Reformulating the problem is smarter than brute-force learning: Instead of learning a scarce 4D distribution end-to-end, decomposing 4D into strong 3D priors (existing) + lightweight motion reconstruction offloads the data demand. This is an elegant way to handle data scarcity.
"Relative-to-reference scene flow" is the key to temporal consistency: Per-frame independent mesh generation inevitably drifts.
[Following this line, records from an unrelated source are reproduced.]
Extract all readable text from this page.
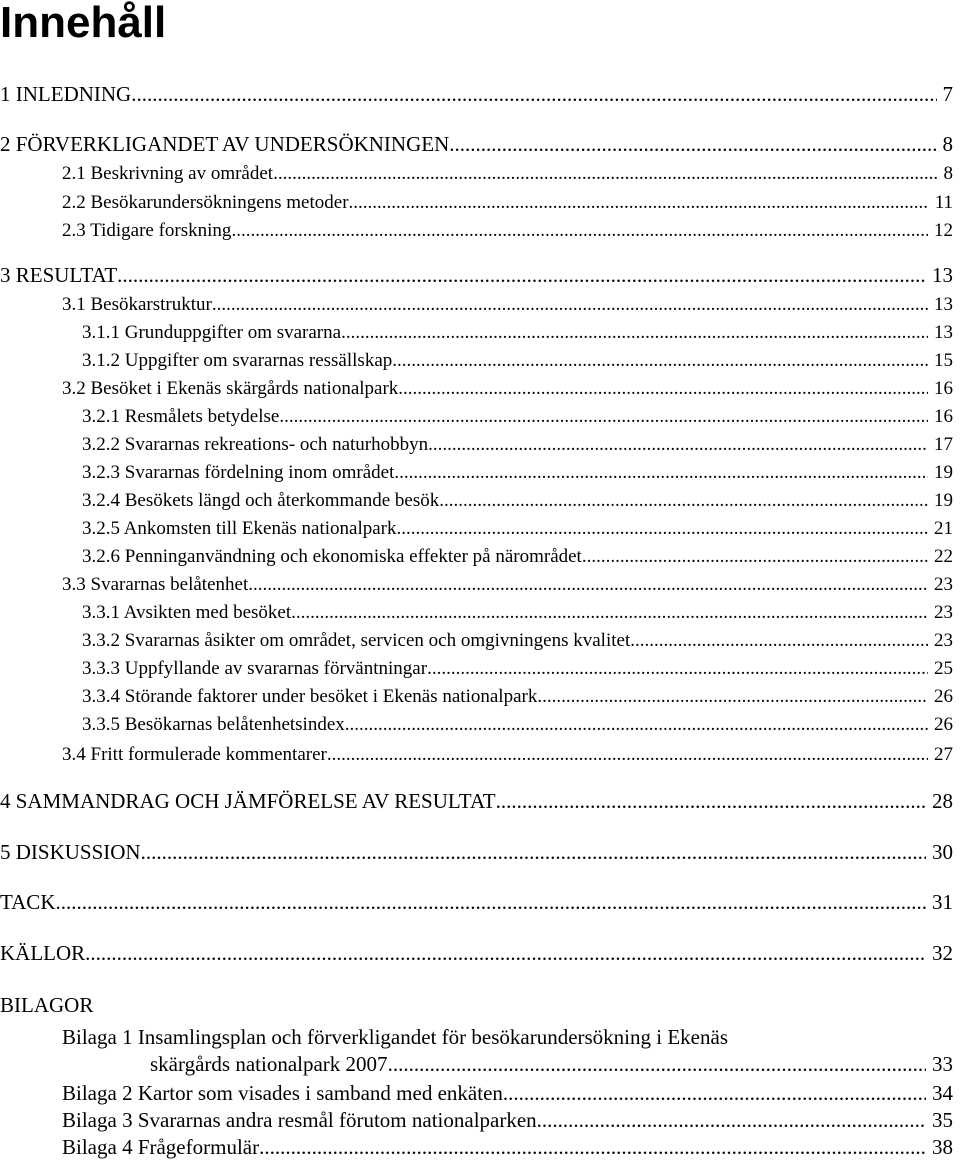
Innehåll
1 INLEDNING .....	7
2 FÖRVERKLIGANDET AV UNDERSÖKNINGEN .....	8
2.1 Beskrivning av området .....	8
2.2 Besökarundersökningens metoder .....	11
2.3 Tidigare forskning .....	12
3 RESULTAT .....	13
3.1 Besökarstruktur .....	13
3.1.1 Grunduppgifter om svararna .....	13
3.1.2 Uppgifter om svararnas ressällskap .....	15
3.2 Besöket i Ekenäs skärgårds nationalpark .....	16
3.2.1 Resmålets betydelse .....	16
3.2.2 Svararnas rekreations- och naturhobbyn .....	17
3.2.3 Svararnas fördelning inom området .....	19
3.2.4 Besökets längd och återkommande besök .....	19
3.2.5 Ankomsten till Ekenäs nationalpark .....	21
3.2.6 Penninganvändning och ekonomiska effekter på närområdet .....	22
3.3 Svararnas belåtenhet .....	23
3.3.1 Avsikten med besöket .....	23
3.3.2 Svararnas åsikter om området, servicen och omgivningens kvalitet .....	23
3.3.3 Uppfyllande av svararnas förväntningar .....	25
3.3.4 Störande faktorer under besöket i Ekenäs nationalpark .....	26
3.3.5 Besökarnas belåtenhetsindex .....	26
3.4 Fritt formulerade kommentarer .....	27
4 SAMMANDRAG OCH JÄMFÖRELSE AV RESULTAT .....	28
5 DISKUSSION .....	30
TACK .....	31
KÄLLOR .....	32
BILAGOR
Bilaga 1 Insamlingsplan och förverkligandet för besökarundersökning i Ekenäs
skärgårds nationalpark 2007 .....	33
Bilaga 2 Kartor som visades i samband med enkäten .....	34
Bilaga 3 Svararnas andra resmål förutom nationalparken .....	35
Bilaga 4 Frågeformulär .....	38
Predicting vertex flow relative to the first frame naturally preserves surface correspondences—a representation choice that is more fundamental than simply adding losses.
Global ↔ Frame-wise Alternating Attention unlocks arbitrary lengths: Prepending the shape token to each frame and using alternating attention allows the same model to avoid fixed sequence lengths, making it the only one that doesn't collapse on long sequences.
Valuable byproduct: By decoupling motion from shape, the ability to animate artist-created static meshes and perform cross-object motion transfer is gained for free—a high-value feature for industrial pipelines (rigging/animation).
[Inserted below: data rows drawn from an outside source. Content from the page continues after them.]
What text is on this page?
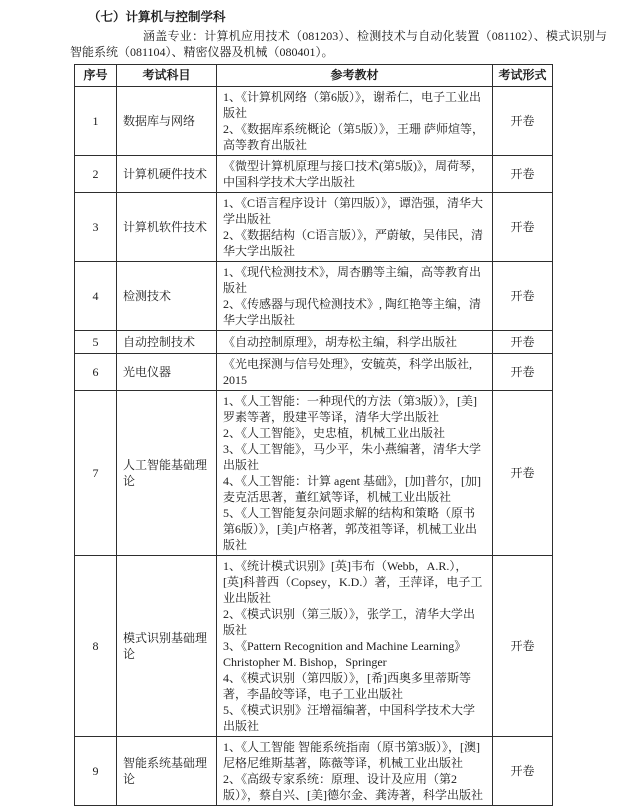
（七）计算机与控制学科

涵盖专业：计算机应用技术（081203）、检测技术与自动化装置（081102）、模式识别与智能系统（081104）、精密仪器及机械（080401）。

序号	考试科目	参考教材	考试形式
1	数据库与网络	1、《计算机网络（第6版）》，谢希仁，电子工业出版社
2、《数据库系统概论（第5版）》，王珊 萨师煊等，高等教育出版社	开卷
2	计算机硬件技术	《微型计算机原理与接口技术(第5版)》，周荷琴，中国科学技术大学出版社	开卷
3	计算机软件技术	1、《C语言程序设计（第四版）》，谭浩强，清华大学出版社
2、《数据结构（C语言版）》，严蔚敏，吴伟民，清华大学出版社	开卷
4	检测技术	1、《现代检测技术》，周杏鹏等主编，高等教育出版社
2、《传感器与现代检测技术》, 陶红艳等主编，清华大学出版社	开卷
5	自动控制技术	《自动控制原理》，胡寿松主编，科学出版社	开卷
6	光电仪器	《光电探测与信号处理》，安毓英，科学出版社, 2015	开卷
7	人工智能基础理论	1、《人工智能：一种现代的方法（第3版）》，[美]罗素等著，殷建平等译，清华大学出版社
2、《人工智能》，史忠植，机械工业出版社
3、《人工智能》，马少平，朱小燕编著，清华大学出版社
4、《人工智能：计算 agent 基础》，[加]普尔，[加]麦克活思著，董红斌等译，机械工业出版社
5、《人工智能复杂问题求解的结构和策略（原书第6版）》，[美]卢格著，郭茂祖等译，机械工业出版社	开卷
8	模式识别基础理论	1、《统计模式识别》[英]韦布（Webb，A.R.），[英]科普西（Copsey，K.D.）著，王萍译，电子工业出版社
2、《模式识别（第三版）》，张学工，清华大学出版社
3、《Pattern Recognition and Machine Learning》Christopher M. Bishop，Springer
4、《模式识别（第四版）》，[希]西奥多里蒂斯等著，李晶皎等译，电子工业出版社
5、《模式识别》汪增福编著，中国科学技术大学出版社	开卷
9	智能系统基础理论	1、《人工智能 智能系统指南（原书第3版）》，[澳]尼格尼维斯基著，陈薇等译，机械工业出版社
2、《高级专家系统：原理、设计及应用（第2版）》，蔡自兴、[美]德尔金、龚涛著，科学出版社	开卷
Limitations & Future Work¶

The authors acknowledge two failure modes: ① the geometry encoder operates on dense point clouds without explicit mesh topology modeling; when different parts of an object are not clearly separated in the reference mesh, vertex sticking occurs. ② Constant reliance on the first-frame mesh makes it difficult to adapt to topological changes (e.g., splitting or new structures) in subsequent frames.
Static generation quality is the upper bound: the gap between "Ours" and "Ours w/m" suggests that end-to-end performance is bottlenecked by the 3D generator. Better generators will improve results, but generator biases will also propagate into the 4D output.
Data is still synthetic-heavy: training is mostly on Objaverse renderings. In-the-wild performance relies on background removal and generated meshes. Robustness to complex real scenes (multiple objects, heavy occlusion, non-rigid details) remains to be tested.
Future directions: introducing explicit topology/mesh connectivity to mitigate sticking; allowing reference geometry to be updated over time to handle topological changes; extending the branch to multi-object or articulated scenes.
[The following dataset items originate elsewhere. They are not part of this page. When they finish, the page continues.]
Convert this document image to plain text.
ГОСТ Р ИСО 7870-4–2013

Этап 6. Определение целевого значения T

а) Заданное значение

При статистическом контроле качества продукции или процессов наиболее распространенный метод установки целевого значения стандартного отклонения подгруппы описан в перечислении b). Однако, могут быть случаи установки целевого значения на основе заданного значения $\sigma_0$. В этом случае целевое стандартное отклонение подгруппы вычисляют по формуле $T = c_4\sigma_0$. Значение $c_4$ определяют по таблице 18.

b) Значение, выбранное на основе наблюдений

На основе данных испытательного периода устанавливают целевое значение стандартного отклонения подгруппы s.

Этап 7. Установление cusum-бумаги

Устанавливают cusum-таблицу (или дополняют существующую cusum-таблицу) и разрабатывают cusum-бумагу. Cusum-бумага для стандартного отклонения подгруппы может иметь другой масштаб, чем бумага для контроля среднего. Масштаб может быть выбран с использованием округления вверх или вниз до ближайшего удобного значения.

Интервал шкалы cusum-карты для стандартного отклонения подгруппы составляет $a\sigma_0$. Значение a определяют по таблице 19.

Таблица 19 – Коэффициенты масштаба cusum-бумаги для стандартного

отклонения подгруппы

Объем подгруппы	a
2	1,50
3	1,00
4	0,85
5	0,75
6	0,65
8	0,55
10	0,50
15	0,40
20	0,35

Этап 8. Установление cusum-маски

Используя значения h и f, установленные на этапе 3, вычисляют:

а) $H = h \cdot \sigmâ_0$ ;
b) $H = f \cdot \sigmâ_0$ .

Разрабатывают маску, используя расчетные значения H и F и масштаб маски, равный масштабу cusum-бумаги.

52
vs. V2M4 (3D Gen + 4D Align): V2M4 generates meshes independently per frame and aligns them post-hoc, which is slow and prone to topology drift and flickering. Ours uses relative motion flow without per-frame generation, ensuring feed-forward correspondence and reducing CD from 0.34 to 0.11.
vs. GVFD (3D Gen + Motion Gen): GVFD learns a global motion latent via VAE with rendering supervision, restricted by 4D data scarcity and suffering from weak geometry and long-sequence OOM. Ours treats motion as a reconstruction problem (alignment), making it data-efficient and stable for long sequences.
vs. L4GM (Multi-view Gen + 3D Recon): L4GM regresses 3DGS, but points are not constrained to the surface, leading to floaters and ghosting from non-orthogonal views. Ours uses explicit mesh + scene flow for better geometry and consistency.
Insight: When target data is scarce, "outsource" sub-problems that have been solved by others with massive data (e.g., 3D shape generation) and compress the remaining task into a lower-demand alignment/reconstruction problem. This "decoupling + reusing strong priors" paradigm is transferable to many X-to-4D or cross-modal generation tasks.

Rating¶

Novelty: ⭐⭐⭐⭐ The reformulation via decoupling and relative scene flow is clever, with motion transfer as a beautiful emergent byproduct; components themselves are largely existing modules.
Experimental Thoroughness: ⭐⭐⭐⭐ Dual benchmarks (Motion-80 with GT + Consistent4D), dual dimensions (geometry + appearance), separate long/short sequence evaluations. Explicit ablations are somewhat limited (mostly Ours vs. w/m).
Writing Quality: ⭐⭐⭐⭐ Clear motivation, well-explained method, and the methodology taxonomy in Table 1 is insightful.
Value: ⭐⭐⭐⭐ Second-level feed-forward inference + complete geometry + mesh retargeting provides high utility for VR/film/simulation asset production pipelines.